This first chapter broke down the basics of GIS. What to use it for, how to use it, and which options are best for depicting different types of data. A big part of this chapter was the introduction of vector models and raster models. Vector models are often coordinates and lines that are the summary of data tables. Vector models are especially useful for discrete data which are values more specific than the alternative continuous values. On the other hand, the raster model is more useful for continuous numerical values. Raster models are depicted as cells that can be combined side by side with other cells to show how the data connects or overlaps. Layers are more prominent and used more often in these models. Another key difference between raster and vector models is that raster is more scale sensitive. Distortion can happen in all models and all scales but it is most significant in raster models. To counter this, you can find the appropriate sale from the original scale and the minimum map unit. Between these two models, continuous categorical values can be used and seen in either. This also brings up the continuous phenomena. The continuous phenomena describes how certain analytical values can be found or measured anywhere.
Another important factor of GIS is layering. This chapter gave some good information on how overlaps can make tags for pieces of information which can then be used for layering.
Towards the end of the chapter, categories, ranks, counts, and ratios show up. These are all attribute values that are important factors in GIS. Categories are values with a common aspect. Ranks are orders assigned to categories. Counts are total numbers. Ratios show the relationship between two or more categories. Categories and ranks are noncontinuous values because there can be the same value while counts and ratios are continuous values because they are completely unique.
In this chapter, more of the mapping mechanics were thrown out there. Things such as category classifications, scales, and vector and raster models were revisited along with the addition of the use of subsets, grouping, zooming options, and colors or shapes of a map. From all of these other factors, chapter two explains the change of patterns. Patterns can be much more recognizable when you use a distribution of data instead of more individual sizes for the map. Using subsets can bring more detail to certain categories which could also bring out some unseen patterns. Similarly, zooming in or out can show us new things based on the original map scale like discussed in chapter one. For the sake of clarity, many large scale maps don’t use shapes for location points because with so many points it may be hard to recognize the shapes in clusters. In smaller scale maps, more colors and related categories can be used because there is less area to focus on so it will add detail without subtracting clarity. For this reason it is suggested to use no more than seven categories on large scale maps but if there are more, there is the option of grouping. This sometimes jeopardizes important information for the sake of clarity but can even emphasize already existing patterns that were not as prominent.
Chapter two made me excited to start thinking about ideas for my own GIS maps. With all of the examples being featured along with the first look into how we will be doing this unfamiliar task, my mind is stirring. A lot of these examples were crime based and from seeing all of them I feel like I have a pretty good basic understanding of crime patterns shown here. This gives me a sort of reference point for how I want anyone viewing maps that I may make to see them. Aiming for clarity along with detail and distinguishable patterns.

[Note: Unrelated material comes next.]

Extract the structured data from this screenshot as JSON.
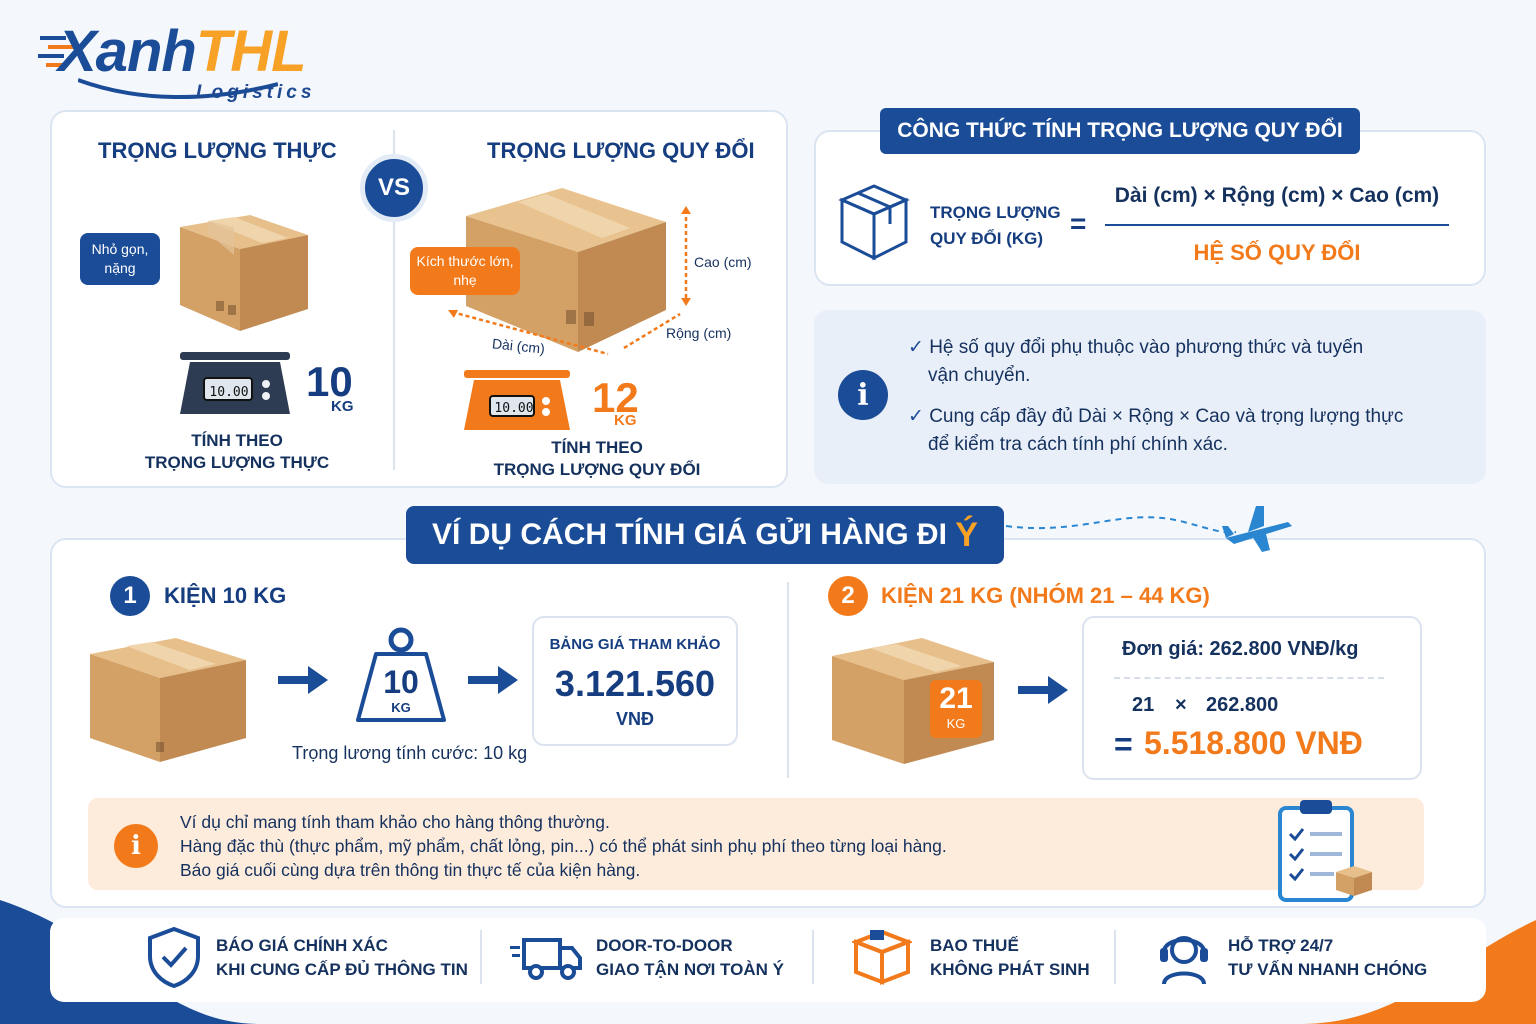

Chapter three is about being able to understand what you’re putting in a map and what purpose each feature has. This chapter also mentions these factors from an audience perspective along with an exploratory perspective. Either way, you start with determining certain types of quantities like the previously mentioned ranks, counts, and ratios. This time, there is an addition of averages, proportions, and densities used to present gathered data. Averages are used when there are not a lot of features in one area and a lot in another area and you need to find a connection between the two. Proportion is used to find part of a larger whole or break down a large scale into a smaller scale. Densities are used sizes in an area that have a lot of variety. Another important strand of terms is the ones used for creating classes. Natural breaks, quartile, equal intervals, and standard deviation. Natural breaks are classified by jumps in the raw data and are useful when data is not evenly distributed. Quartiles are classified by similarities in numbers of features (low to high) and are good for data that is evenly spread. Equal intervals are classified with even amounts of highs and lows. It is simple to understand and good for continuous data. Standard deviation is classified by distance from the mean which makes it good for comparing values to an average.
Other useful pieces of information in this chapter were what to do with outliers depending on the type of map you use and the types of features. Also, the use of raw data is interesting because a lot of times raw data is good to look at for lots of detail, but it does get overwhelming if presented to the audience who may not have as much previous knowledge on the topic represented in the map as whoever collected or used the raw data.
I found the section providing examples of all the map features and their advantages and disadvantages helpful because it pulled all of the beginning chapters together in a visual way. It also just summarizes a lot of the past chapters so I think I’ll be referring back to those pages later on in this course.